Film insolito, molto studiato a tavolino. E’ l’incrocio tra il polar di tradizione francese, il noir classico e il cinema d’azione e di eroismo made in Hong Kong. Johnnie To, una vecchia volpe del cinema orientale (sono suoi tanti bei titoli di quel cinema, dal recente Exiled indietro fino a The Mission o Breaking News), ha buon gioco nel restituire l’atmosfera del grande cinema malinconico in bianco e nero e utilizza il corpo ferito di Johnny Hallyday in questo senso, in un’operazione nostalgica che vorrebbe riportare in auge i grandi eroi perduti e perdenti, feriti dalla vita di tanto cinema classico americano e francese. L’omaggio al polar francese va in questa direzione, ben sintetizzato dal nome del protagonista – Costello – che rimanda al Frank Costello di Melville. D’altra parte quello di To è un cinema citazionista e spesso autoreferenziale: non a caso Vendicami è, a quanto pare, piaciuto molto a Quentin Tarantino. Perché, come un Tarantino d’Oriente meno geniale ma ugualmente dotato da un punto di vista tecnico, il regista di Hong Kong dissemina nel suo ultimo film decine di riferimenti a un cinema alto e basso, e trasversale quanto a genere di riferimento. Così, uno spettatore attento e cinefilo non potrà non cogliere i riferimenti continui a Sergio Leone, soprattutto nelle sparatorie, assai dilatate da un punto vista temporale, oltre a richiami ai film migliori di John Woo o alla malinconia cupa di alcuni titoli proprio di Jean-Pierre Melville. Qualche virtuosismo di troppo, ben bilanciato però da una bella scelta del casting con caratteristi di livello, non toglie gusto alla visione anche per uno spettatore profano di noir, polar e quant’altro. Vendicami è insomma un buon prodotto, piuttosto solido dal punto di vista narrativo, con alcune sequenze di gran cinema (come il depistamento con protagonista la donna nel finale).

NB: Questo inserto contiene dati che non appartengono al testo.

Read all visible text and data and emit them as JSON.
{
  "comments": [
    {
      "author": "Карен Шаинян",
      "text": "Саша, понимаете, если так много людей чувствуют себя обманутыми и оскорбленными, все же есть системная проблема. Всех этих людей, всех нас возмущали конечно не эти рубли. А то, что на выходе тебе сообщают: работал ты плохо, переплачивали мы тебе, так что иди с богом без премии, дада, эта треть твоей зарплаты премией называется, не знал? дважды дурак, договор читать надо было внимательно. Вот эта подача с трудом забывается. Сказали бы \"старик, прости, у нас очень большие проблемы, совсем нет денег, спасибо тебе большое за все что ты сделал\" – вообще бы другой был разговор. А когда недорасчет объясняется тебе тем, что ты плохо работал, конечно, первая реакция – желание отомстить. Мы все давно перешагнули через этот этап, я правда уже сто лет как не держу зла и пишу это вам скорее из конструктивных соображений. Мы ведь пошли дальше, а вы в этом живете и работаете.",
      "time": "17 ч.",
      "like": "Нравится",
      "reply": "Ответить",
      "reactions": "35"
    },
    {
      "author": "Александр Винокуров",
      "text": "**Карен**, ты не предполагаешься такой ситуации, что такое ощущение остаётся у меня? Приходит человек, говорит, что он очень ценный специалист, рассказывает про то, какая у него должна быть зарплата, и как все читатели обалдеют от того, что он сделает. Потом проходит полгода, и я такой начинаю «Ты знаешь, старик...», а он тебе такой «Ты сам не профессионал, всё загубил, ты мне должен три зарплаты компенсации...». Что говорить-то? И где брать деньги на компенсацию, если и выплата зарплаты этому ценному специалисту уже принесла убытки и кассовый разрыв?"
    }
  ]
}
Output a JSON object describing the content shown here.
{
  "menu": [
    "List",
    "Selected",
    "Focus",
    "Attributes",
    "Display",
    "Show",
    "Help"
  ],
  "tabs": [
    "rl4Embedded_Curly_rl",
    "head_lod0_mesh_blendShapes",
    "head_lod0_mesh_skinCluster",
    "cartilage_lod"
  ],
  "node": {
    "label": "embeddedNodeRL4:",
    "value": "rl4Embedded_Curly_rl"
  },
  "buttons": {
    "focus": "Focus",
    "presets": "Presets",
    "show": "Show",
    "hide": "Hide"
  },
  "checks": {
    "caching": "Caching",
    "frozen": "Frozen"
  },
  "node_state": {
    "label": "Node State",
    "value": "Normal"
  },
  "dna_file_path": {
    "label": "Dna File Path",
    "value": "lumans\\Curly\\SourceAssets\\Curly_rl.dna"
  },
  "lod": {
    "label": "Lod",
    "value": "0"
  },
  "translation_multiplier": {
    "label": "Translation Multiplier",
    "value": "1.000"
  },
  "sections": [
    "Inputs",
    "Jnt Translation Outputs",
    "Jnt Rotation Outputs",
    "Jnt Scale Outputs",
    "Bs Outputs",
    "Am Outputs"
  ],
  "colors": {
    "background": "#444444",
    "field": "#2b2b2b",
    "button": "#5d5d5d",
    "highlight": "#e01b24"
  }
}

Più di tutto, è un film carico di nostalgia dolente ben sintetizzata dalla malattia che affligge il protagonista: la perdita inesorabile della memoria, a tal punto che Hallyday a un certo punto fotografa con una polaroid i suoi compari per non “perderli” per sempre. Come se ormai, annota tristemente To, il cinema vero, quello classico, fosse ormai un ricordo sempre più lontano, imprigionato in vecchi fotogrammi di cui, giorno dopo giorno, perderemo il significato.